The invention of wax rind cheeses

There's a reason Dutch cow's milk cheeses like Gouda and Edam are famous for their wax rinds. This rind style was invented in the Netherlands during the 19th century for use in these famous cheeses. However, it bears noting that each style had been made for centuries before this innovation occurred.

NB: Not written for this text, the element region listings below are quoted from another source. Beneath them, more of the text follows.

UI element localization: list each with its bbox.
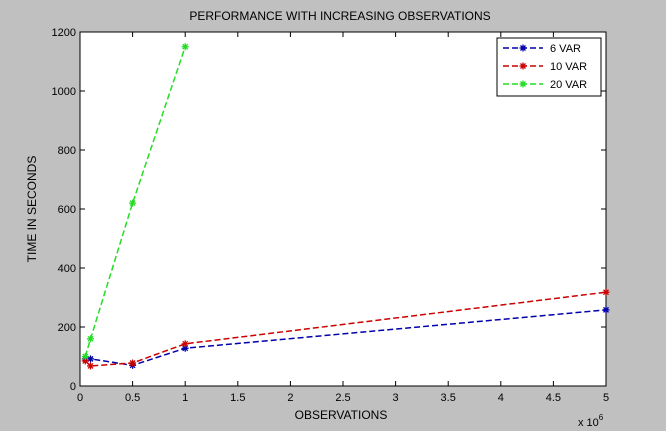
legend-entry-10-var: 10 VAR — [503, 61, 587, 73]
x-axis-multiplier: x 106 — [578, 413, 604, 429]
x-tick-label: 3 — [393, 392, 399, 404]
x-axis: 0 0.5 1 1.5 2 2.5 3 3.5 4 4.5 5 — [77, 32, 609, 404]
series-line-20-var — [84, 46, 186, 357]
y-tick-label: 400 — [58, 263, 76, 275]
x-axis-label: OBSERVATIONS — [295, 408, 388, 422]
legend: 6 VAR 10 VAR 20 VAR — [496, 37, 602, 97]
data-point-10-var — [129, 359, 137, 367]
x-tick-label: 3.5 — [441, 392, 456, 404]
data-point-20-var — [87, 335, 95, 343]
x-axis-multiplier-exponent: 6 — [599, 413, 604, 422]
data-point-20-var — [181, 43, 189, 51]
legend-entry-6-var: 6 VAR — [503, 43, 581, 55]
x-axis-multiplier-base: x 10 — [578, 417, 599, 429]
y-tick-label: 1000 — [52, 86, 76, 98]
data-point-10-var — [87, 362, 95, 370]
legend-marker — [519, 80, 527, 88]
legend-label: 6 VAR — [550, 43, 581, 55]
x-tick-label: 0 — [77, 392, 83, 404]
x-tick-label: 5 — [603, 392, 609, 404]
legend-label: 10 VAR — [550, 61, 587, 73]
legend-label: 20 VAR — [550, 79, 587, 91]
legend-marker — [519, 44, 527, 52]
y-tick-label: 1200 — [52, 27, 76, 39]
data-point-10-var — [181, 340, 189, 348]
x-tick-label: 2 — [287, 392, 293, 404]
y-axis-label: TIME IN SECONDS — [25, 156, 39, 263]
x-tick-label: 4.5 — [546, 392, 561, 404]
data-point-20-var — [81, 353, 89, 360]
x-tick-label: 1.5 — [230, 392, 245, 404]
series-20-var — [81, 43, 189, 360]
x-tick-label: 0.5 — [125, 392, 140, 404]
y-axis: 0 200 400 600 800 1000 1200 — [52, 27, 606, 393]
x-tick-label: 2.5 — [335, 392, 350, 404]
y-tick-label: 0 — [70, 381, 76, 393]
y-tick-label: 800 — [58, 145, 76, 157]
x-tick-label: 1 — [182, 392, 188, 404]
y-tick-label: 600 — [58, 204, 76, 216]
legend-entry-20-var: 20 VAR — [503, 79, 587, 91]
y-tick-label: 200 — [58, 322, 76, 334]
series-layer — [81, 43, 610, 370]
data-point-10-var — [602, 288, 610, 296]
data-point-6-var — [602, 306, 610, 314]
chart-title: PERFORMANCE WITH INCREASING OBSERVATIONS — [189, 9, 490, 23]
x-tick-label: 4 — [498, 392, 504, 404]
series-10-var — [81, 288, 610, 370]
data-point-20-var — [129, 199, 137, 207]
legend-marker — [519, 62, 527, 70]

Gouda, for instance, has a history that dates back to 1184, and it is reputed to be one of the world's oldest cheeses still made using the same original recipe. Edam, too, has been made since the Middle Ages. These cheeses were originally sold at local markets but gained greater exposure with the rise of the Dutch East India Company during the 17th century and the subsequent sale of Dutch products in markets around the globe. This was an important factor in their evolution. Dye was originally used to color and harden the Dutches cheeses but was eventually replaced by paraffin-based wax rinds, which in addition to their anaerobic qualities, made Gouda and Edam instantly recognizable to consumers in foreign markets.

The wax also helped to preserve the cheeses for long sea voyages, and unlike dyes, it kept the cheeses from becoming chipped or otherwise damaged during travel.

Which cheeses besides Gouda and Edam feature wax rinds?

As the origin of wax rind cheeses suggests, there were numerous factors at play besides flavor profile. The colorful red, yellow, and orange waxes were as much a marketing tool as they were a preservative. Flavor was also a deciding factor, however, due to the pioneering Dutch use of spices in their exported cheese products.

Nowadays, the Netherlands is still a leader in the use of wax on cheeses, notably with Gouda and Edam. But this rind style is also used on cheeses in other nations as well, from some types of manchego cheeses produced in Spain to cheddar and Cheshire cheeses in the U.K. The reasons for its use remain the same in almost every instance. Wax rinds prevent unwanted mold growth, keep the cheeses moist, and allow them to remain fresh even when shipped and sold in far-flung markets.

These wax rinds are not meant to be consumed, of course, and are quite easy to remove. They can also be recycled afterward. Candle making, for example, is a popular way to repurpose them.